Paul Edmunds, born in 1970, in Johannesburg, is an artist based in Cape Town. He worked as a contributing editor and copy editor for www.artthrob.co.za for 11 years, and during that time also wrote regularly for Sculpture magazine, Flash Art and the Mail & Guardian. He has served as a judge in various art competitions, including the regional selection of the ABSA l'Atelier Award. Edmunds has taught at Craft Academy, an NGO based in Mauritius. He has lectured in Sculpture at the University of Stellenbosch, and lectured in Graphic Arts and served as a technician in Industrial Design at the Cape Technikon.

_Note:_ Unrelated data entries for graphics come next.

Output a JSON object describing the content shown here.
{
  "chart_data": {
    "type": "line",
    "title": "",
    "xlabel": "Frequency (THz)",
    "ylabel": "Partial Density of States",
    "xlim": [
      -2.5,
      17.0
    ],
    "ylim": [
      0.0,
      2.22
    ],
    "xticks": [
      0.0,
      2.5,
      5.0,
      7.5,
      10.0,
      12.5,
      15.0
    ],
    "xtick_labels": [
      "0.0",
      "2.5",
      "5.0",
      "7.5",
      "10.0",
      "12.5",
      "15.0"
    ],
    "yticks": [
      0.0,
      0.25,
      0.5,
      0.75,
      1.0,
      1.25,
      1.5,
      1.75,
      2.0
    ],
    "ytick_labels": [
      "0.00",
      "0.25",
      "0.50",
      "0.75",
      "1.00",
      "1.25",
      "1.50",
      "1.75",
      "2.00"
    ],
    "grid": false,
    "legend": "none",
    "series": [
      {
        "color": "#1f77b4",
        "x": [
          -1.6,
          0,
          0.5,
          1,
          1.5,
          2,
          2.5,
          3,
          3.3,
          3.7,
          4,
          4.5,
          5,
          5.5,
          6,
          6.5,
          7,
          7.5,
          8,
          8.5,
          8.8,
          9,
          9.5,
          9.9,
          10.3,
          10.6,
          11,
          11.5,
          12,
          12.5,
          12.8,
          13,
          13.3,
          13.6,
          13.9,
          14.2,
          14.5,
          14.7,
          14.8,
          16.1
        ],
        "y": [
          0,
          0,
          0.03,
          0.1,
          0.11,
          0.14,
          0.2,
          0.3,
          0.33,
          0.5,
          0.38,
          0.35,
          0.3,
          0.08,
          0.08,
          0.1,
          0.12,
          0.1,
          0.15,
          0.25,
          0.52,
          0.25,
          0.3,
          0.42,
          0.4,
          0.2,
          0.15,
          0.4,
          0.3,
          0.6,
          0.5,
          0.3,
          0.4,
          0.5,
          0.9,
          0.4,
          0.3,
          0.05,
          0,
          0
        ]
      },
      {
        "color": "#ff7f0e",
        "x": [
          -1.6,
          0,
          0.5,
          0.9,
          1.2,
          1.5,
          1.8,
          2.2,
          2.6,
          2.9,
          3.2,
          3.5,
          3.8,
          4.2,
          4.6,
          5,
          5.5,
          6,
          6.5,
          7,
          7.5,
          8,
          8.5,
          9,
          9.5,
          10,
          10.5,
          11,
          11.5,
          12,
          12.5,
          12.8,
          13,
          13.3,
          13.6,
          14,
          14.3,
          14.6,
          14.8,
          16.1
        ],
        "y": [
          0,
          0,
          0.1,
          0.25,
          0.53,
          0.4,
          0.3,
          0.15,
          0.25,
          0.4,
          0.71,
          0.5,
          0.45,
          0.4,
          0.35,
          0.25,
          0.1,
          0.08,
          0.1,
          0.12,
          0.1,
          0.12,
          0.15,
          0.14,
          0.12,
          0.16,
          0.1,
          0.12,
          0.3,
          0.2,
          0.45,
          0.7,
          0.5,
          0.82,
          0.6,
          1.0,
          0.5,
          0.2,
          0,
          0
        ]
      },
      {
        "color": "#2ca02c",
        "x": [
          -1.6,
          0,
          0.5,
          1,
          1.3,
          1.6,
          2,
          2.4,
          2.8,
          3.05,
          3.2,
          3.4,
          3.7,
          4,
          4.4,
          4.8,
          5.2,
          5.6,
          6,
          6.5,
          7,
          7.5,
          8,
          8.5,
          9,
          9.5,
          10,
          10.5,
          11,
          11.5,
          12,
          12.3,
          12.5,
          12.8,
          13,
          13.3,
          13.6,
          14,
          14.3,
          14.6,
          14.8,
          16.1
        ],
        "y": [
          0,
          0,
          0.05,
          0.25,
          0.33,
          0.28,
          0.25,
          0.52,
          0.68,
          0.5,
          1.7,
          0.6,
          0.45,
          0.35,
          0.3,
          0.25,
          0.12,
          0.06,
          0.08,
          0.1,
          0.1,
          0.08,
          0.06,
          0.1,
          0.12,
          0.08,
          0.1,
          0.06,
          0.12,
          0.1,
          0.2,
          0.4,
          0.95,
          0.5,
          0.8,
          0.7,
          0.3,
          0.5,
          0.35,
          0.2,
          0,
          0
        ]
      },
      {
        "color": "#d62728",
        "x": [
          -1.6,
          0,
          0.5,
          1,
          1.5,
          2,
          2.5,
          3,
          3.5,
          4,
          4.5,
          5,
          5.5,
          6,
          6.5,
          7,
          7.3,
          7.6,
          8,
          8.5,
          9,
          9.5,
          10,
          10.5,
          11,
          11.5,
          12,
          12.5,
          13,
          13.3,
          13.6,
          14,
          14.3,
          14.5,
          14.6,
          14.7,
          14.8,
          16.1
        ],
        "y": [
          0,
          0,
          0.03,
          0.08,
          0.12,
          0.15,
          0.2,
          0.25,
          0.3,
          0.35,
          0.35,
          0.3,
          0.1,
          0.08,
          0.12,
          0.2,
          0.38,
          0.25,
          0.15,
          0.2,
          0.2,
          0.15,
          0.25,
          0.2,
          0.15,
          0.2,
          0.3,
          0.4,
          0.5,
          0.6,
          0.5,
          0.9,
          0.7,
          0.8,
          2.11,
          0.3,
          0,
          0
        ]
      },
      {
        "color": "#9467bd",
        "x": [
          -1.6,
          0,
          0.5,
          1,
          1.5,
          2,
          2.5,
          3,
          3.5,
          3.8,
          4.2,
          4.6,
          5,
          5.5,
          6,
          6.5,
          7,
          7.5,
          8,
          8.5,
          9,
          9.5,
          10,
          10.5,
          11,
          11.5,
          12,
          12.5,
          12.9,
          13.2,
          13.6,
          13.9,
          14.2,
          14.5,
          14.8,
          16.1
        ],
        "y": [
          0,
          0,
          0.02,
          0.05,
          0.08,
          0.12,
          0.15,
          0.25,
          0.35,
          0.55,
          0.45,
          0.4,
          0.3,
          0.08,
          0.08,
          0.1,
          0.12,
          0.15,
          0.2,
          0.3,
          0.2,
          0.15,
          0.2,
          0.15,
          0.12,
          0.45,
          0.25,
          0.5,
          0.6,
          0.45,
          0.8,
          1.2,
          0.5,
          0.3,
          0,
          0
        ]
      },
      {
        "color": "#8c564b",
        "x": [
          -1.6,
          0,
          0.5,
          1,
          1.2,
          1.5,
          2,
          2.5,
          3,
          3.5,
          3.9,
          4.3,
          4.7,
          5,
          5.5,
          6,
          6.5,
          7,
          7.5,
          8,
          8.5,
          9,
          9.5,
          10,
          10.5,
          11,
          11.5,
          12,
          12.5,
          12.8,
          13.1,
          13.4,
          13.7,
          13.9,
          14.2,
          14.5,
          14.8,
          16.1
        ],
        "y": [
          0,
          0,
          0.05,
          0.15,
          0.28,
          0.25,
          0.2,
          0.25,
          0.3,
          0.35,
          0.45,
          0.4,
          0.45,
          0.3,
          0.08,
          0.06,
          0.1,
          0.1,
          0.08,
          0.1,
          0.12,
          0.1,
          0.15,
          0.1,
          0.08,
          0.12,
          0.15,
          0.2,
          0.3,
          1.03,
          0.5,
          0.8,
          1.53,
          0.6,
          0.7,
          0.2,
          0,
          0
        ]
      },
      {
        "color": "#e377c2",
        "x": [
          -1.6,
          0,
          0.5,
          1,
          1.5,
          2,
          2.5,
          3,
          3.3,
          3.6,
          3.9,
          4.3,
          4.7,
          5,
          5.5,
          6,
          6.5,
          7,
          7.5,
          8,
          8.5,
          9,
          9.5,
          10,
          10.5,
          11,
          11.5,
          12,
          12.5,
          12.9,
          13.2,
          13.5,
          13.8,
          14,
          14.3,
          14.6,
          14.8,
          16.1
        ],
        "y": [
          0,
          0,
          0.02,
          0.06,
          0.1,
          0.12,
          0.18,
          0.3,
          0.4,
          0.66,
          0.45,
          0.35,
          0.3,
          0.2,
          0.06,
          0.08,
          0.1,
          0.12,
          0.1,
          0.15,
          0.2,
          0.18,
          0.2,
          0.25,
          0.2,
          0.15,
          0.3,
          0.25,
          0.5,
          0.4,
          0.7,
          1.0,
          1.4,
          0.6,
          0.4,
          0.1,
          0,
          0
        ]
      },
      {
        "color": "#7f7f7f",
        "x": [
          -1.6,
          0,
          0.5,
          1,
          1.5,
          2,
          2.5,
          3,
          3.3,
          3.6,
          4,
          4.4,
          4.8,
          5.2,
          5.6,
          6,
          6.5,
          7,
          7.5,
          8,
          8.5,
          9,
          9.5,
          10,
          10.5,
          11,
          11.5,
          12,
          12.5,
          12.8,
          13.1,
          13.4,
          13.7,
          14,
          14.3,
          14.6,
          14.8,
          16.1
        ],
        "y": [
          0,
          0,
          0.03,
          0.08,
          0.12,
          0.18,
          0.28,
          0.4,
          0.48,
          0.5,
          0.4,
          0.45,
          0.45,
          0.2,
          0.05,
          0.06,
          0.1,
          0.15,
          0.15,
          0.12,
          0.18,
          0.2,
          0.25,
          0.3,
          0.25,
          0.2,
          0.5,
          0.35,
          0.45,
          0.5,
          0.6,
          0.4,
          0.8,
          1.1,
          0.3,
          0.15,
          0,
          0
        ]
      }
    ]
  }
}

He has also run a number of Creative Thinking workshops at Cape Town's AAA school.

EDUCATION

Edmunds completed a BA(FA) in 1991 and a MA(FA), with distinction, in 1995, both at the University of Natal, Pietermaritzburg.

SELECTED EXHIBITIONS

2003: 'Cloud', one-person exhibition at João Ferreira Fine Art, Cape Town, November 2; 'Prints and Multiples' Warren Siebrits Modern & Contemporary, Johannesburg, February
2002: Silence/ Violence, project curated by Greg Streak, culminating in simultaneous exhibitions in Durban and Nieubethesda with seven other South African and international artists, July; 'Bodies II: Sublimation', curated by Kathryn Smith, Klein Karoo Nasionale Kunstefees, Oudtshoorn, April
2001: One-person exhibition, 'Houding', at João Ferreira Fine Art, Cape Town, November 2000: 'Cast', exhibition of work in bronze, Bronze Age Foundry, Cape Town, December; 'Images of Self', curated by Clive van den Berg, Klein Karoo Nasionale Kunstefees, Oudtshoorn, March; 'Unplugged V', Market Theatre Gallery, Johannesburg, February
1999: One-person exhibition, 'Scale', The Mark Coetzee Fine Art Cabinet, Cape Town, October
1998: 'Family Ties', exhibition curated by Ricky Burnett and Penny Siopis, Sandton Civic Art Gallery, Johannesburg, December; Exhibition of Cape Town artists, Canberra Institute of Art, Canberra, Australia; One-person exhibition, 'Once, again', The Mark Coetzee Fine Art Cabinet, Cape Town, April
1997: One-person exhibition, 'Water', The Space Below the Lounge, Cape Town, March
1996: 'FNB Vita Art Now', Johannesburg, May; 'Jabulisa: The Art of KwaZulu-Natal', Pietermaritzburg, Durban, Grahamstown and Johannesburg; One-person exhibition, 'Stones, Leaves, Water', Phemba Kahle Centre, Pietermaritzburg, January
1995: Joint exhibition with Justin AnschŸtz, The Thompson Gallery, Johannesburg, April; 'Objects of Desire', exhibition of 11 KwaZulu-Natal artists, The Thompson Gallery, Johannesburg, March
1994: One-person exhibition, NSA Gallery, Durban, April
1993: Residence at the Cité Internationale des Arts, Paris, January - December
1992: Winner of 'Volkskas Atelier Award'

PUBLIC COLLECTIONS

As well as in various private collections, Edmunds' work is held in the following public collections: The Tatham Art Gallery, Pietermaritzburg; The Durban Art Gallery; The Carnegie Art Gallery, Newcastle; The Empangeni Art and Cultural History Museum; The KwaZulu-Natal Museum Services collection, Sasol Art collection, BHP Billiton collection, Dimension Data collection and The New Museum, New York.

COMMISSIONS

In 2003 Edmunds completed a large, outdoor sculpture at the Arabella-Sheraton Hotel on Cape Town's foreshore.